Pour tenter de remédier à ce problème, la tarification unitaire minimale (MUP) a été introduite en Écosse le 1er mai 2018, à 0,50 £ par unité. Les derniers chiffres mettent à mal l’efficacité de cette politique.
Alison Douglas, directrice générale d’Alcohol Focus Scotland, a déclaré : « Alors que l’Angleterre a connu la plus forte augmentation en pourcentage des taux de décès liés à l’alcool au cours des deux dernières années, l’Écosse affiche toujours des taux de décès globalement plus élevés.

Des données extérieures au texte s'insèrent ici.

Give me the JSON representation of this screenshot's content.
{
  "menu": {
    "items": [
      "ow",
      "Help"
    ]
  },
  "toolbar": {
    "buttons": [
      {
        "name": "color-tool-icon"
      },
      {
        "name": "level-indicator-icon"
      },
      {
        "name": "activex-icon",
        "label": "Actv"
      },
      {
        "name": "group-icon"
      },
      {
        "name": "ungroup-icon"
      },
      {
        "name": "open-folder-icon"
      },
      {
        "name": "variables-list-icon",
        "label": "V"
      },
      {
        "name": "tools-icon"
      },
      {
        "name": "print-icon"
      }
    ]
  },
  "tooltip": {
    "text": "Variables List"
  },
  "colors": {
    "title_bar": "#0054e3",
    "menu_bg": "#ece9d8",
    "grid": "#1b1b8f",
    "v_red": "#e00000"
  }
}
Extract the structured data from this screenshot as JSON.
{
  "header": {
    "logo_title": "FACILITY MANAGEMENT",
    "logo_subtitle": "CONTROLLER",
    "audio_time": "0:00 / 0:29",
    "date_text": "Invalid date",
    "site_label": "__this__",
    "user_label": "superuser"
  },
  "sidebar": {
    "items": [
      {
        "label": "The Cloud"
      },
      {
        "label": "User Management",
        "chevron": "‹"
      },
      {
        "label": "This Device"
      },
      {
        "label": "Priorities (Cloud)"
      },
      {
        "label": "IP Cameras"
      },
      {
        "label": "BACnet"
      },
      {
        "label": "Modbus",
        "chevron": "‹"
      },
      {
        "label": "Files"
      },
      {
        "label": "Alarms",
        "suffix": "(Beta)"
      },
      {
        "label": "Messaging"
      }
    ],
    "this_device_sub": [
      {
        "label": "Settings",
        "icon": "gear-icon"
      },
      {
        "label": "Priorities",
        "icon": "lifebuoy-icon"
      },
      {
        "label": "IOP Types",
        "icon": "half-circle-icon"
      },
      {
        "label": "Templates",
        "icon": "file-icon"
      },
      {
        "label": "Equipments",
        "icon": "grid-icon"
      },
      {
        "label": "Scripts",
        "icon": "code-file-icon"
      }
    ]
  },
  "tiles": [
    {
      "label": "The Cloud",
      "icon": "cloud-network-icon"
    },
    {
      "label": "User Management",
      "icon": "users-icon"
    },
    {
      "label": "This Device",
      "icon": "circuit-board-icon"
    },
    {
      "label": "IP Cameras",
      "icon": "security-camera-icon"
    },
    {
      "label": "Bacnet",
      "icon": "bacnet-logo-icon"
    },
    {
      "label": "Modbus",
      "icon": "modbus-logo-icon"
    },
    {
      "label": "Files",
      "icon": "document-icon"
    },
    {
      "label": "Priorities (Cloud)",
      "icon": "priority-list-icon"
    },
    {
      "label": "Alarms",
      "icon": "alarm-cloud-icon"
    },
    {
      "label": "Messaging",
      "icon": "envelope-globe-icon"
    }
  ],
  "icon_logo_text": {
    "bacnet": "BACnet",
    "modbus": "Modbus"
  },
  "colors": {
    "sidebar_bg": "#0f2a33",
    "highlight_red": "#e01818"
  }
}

Ce n’est pas suffisant.
Elle a ajouté : « Nous semblons accepter ce bilan comme inévitable, mais nous ne devrions pas ; chaque décès peut être évité. Le gouvernement écossais a reconnu que les méfaits de l’alcool constituaient une urgence de santé publique au même titre que les drogues, mais nous n’avons pas encore vu de réponse d’urgence de la même ampleur.
En mars 2023, le Premier ministre sortant Humza Yousaf a nommé Elena Whitham, ancienne ministre de la sécurité communautaire, au poste de ministre de la politique en matière de drogues et d’alcool, la chargeant de s’attaquer à ces deux crises sanitaires.